Hastert Rejects Call For Resignation
House Speaker Dennis Hastert on Tuesday rejected a call from the conservative Washington Times for him to resign over his handling of the scandal involving former Rep. Mark Foley's contacts with teenage male pages.
"The Speaker has and will lead the Republican conference to another majority in the 110th Congress," said a statement from Hastert's office. "Mark Foley has resigned his seat in dishonor and the criminal investigation of this matter will continue."
Meanwhile, Majority Leader John Boehner said the speaker had assured him months ago the matter had been taken care of. "It's in his corner, it's his responsibility," Boehner, R-Ohio, said in an interview on radio station WLW in Cincinnati.
Boehner, though, said in a letter to the Washington Times that he disagreed with their call for Hastert to resign.
"No one in the leadership, including Speaker Hastert, had any knowledge of the warped and sexually explicit instant messages" Foley allegedly sent to a teenage page.
Foley, a Florida Republican, resigned abruptly on Friday and has since checked himself into an alcohol rehabilitation program at an undisclosed location.
His departure left behind a trail of questions concerning the e-mails and instant messages he had sent pages over an unknown period of time. Beyond the details of his actions, Republican leaders feared the impact on the Nov. 7 elections, and the possible loss of their House majority.
One senior House Republican told CBS News correspondent Gloria Borger that this scandal "could be the congressional equivalent of Katrina. Our base is moral conservatives and we look like a bunch of hypocrites who just didn't want another scandal before the election."
The Washington Times, one of the most reliably conservative voices in the nation's capital, called for Hastert, R-Ill, to "resign his speakership at once" for not doing enough to investigate questions about Foley.
"Either he was grossly negligent for not taking the red flags fully into account and ordering a swift investigation, for not even remembering the order of events leading up to last week's revelations, or he deliberately looked the other way in hopes that a brewing scandal would simply blow away," The Times' editors wrote in Tuesday's editions.
"Mr. Hastert has forfeited the confidence of the public and his party, and he cannot preside over the necessary coming investigation, an investigation that must examine his own inept performance," The Times said.
Hastert and other leaders have laid out a complicated series of events. They say they first became aware of overly friendly e-mails from Foley to one underage male page about a year ago, but had no idea that the congressman had sent other, sexually explicit messages, to additional pages.
The speaker has said that Foley was confronted about his communications with the one page, and told to break off contact with him and all other pages.
Boehner, the second-ranking GOP leader, became the latest member of the party's high command to outline his involvement when he answered questions in his radio interview.

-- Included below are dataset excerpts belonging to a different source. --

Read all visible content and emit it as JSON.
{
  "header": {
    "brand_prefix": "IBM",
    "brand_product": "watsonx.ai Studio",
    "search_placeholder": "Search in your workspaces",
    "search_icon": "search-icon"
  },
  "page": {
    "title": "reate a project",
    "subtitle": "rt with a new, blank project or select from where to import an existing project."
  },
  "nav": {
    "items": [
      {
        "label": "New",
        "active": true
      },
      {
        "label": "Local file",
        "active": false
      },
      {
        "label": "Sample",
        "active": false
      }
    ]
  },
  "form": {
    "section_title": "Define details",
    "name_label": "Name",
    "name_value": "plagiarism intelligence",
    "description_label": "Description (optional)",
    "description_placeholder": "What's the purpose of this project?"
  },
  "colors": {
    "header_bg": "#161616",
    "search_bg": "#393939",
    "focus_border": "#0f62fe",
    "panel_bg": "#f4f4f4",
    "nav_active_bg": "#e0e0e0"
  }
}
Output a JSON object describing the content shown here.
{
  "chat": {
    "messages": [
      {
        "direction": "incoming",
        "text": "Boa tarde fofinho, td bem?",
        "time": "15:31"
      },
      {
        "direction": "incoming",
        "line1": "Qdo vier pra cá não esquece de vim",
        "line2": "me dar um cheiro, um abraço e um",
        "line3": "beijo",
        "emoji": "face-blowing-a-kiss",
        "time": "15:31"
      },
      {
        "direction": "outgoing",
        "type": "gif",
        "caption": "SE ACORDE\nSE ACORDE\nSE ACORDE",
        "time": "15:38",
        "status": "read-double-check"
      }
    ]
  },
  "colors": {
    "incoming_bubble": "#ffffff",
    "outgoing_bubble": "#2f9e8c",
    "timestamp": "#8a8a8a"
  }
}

"I believe I talked to the speaker, and he told me it had been taken care of," he said, when asked about the e-mails that were not sexually explicit.
"In my position, it's in his corner, it's his responsibility. The clerk of the House, who runs the page program, the page board, all report to the speaker, and I believed it had been dealt with. Again, I didn't know the context of what even the original message (said)," he added.

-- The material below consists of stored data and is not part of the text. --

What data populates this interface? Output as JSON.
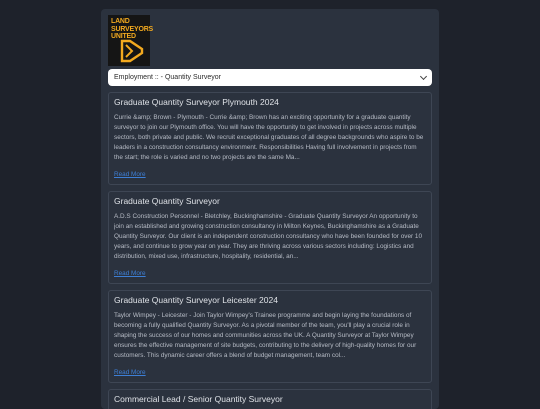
{
  "logo": {
    "line1": "LAND",
    "line2": "SURVEYORS",
    "line3": "UNITED"
  },
  "filter": {
    "value": "Employment :: - Quantity Surveyor"
  },
  "read_more_label": "Read More",
  "jobs": [
    {
      "title": "Graduate Quantity Surveyor Plymouth 2024",
      "desc": "Currie &amp; Brown - Plymouth - Currie &amp; Brown has an exciting opportunity for a graduate quantity surveyor to join our Plymouth office. You will have the opportunity to get involved in projects across multiple sectors, both private and public. We recruit exceptional graduates of all degree backgrounds who aspire to be leaders in a construction consultancy environment. Responsibilities Having full involvement in projects from the start; the role is varied and no two projects are the same Ma..."
    },
    {
      "title": "Graduate Quantity Surveyor",
      "desc": "A.D.S Construction Personnel - Bletchley, Buckinghamshire - Graduate Quantity Surveyor An opportunity to join an established and growing construction consultancy in Milton Keynes, Buckinghamshire as a Graduate Quantity Surveyor. Our client is an independent construction consultancy who have been founded for over 10 years, and continue to grow year on year. They are thriving across various sectors including: Logistics and distribution, mixed use, infrastructure, hospitality, residential, an..."
    },
    {
      "title": "Graduate Quantity Surveyor Leicester 2024",
      "desc": "Taylor Wimpey - Leicester - Join Taylor Wimpey's Trainee programme and begin laying the foundations of becoming a fully qualified Quantity Surveyor. As a pivotal member of the team, you'll play a crucial role in shaping the success of our homes and communities across the UK. A Quantity Surveyor at Taylor Wimpey ensures the effective management of site budgets, contributing to the delivery of high-quality homes for our customers. This dynamic career offers a blend of budget management, team col..."
    },
    {
      "title": "Commercial Lead / Senior Quantity Surveyor",
      "desc": ""
    }
  ]
}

Boehner noted that his daughter had been a Senate page several years ago, and said of Foley, "if I'd known anything about the context of all this when it occurred, I'd have drug him out of there buy his shirt sleeves."
To speak to former pages like Blake Yocom, Foley's interest in the young students was practically legendary, reports CBS News correspondent Sharyl Attkisson, but this story has been a surprise.
"I feel my close friends who were pages suspected that Congressman Foley was homosexual. But we never suspected pedophilia out of the congressman," said Yocum.
Foley's attorney, David Roth, said Monday that Foley was "absolutely, positively not a pedophile" and had never had inappropriate sexual contact with a minor.
ABC News reported instant messages between Foley and a San Diego teenager who suggested he was uncomfortable in an exchange discussing dinner plans for when the boy was to come to Washington.
"and then what happens," Foley messaged at one point.
"I have the feeling that you are fishing here ... im not sure what I would be comfortable with ... well see," the teen replied.
Democrats protested that the matter should have been brought to the attention of the page board or the House Ethics Committee.
"Republican leaders admitted to knowing about Mr. Foley's abhorrent behavior for six months to a year and failed to protect the children in their trust," said Minority Leader Nancy Pelosi, D-Calif. "Republican leaders must be investigated by the Ethics Committee and immediately questioned under oath."
The FBI has begun an inquiry into Foley's computer contact with pages, and Hastert wrote a letter to Florida Gov. Jeb Bush asking for an investigation into whether state laws were broken.
The St. Petersburg Times and The Miami Herald, which had been given copies of the e-mail with the Louisiana boy last year, defended their decisions not to run stories.
"Given the potentially devastating impact that a false suggestion of pedophilia could have on anyone, not to mention a congressman known to be gay, and lacking any corroborating information, we chose not to do a story," said Tom Fiedler, executive editor of the Herald.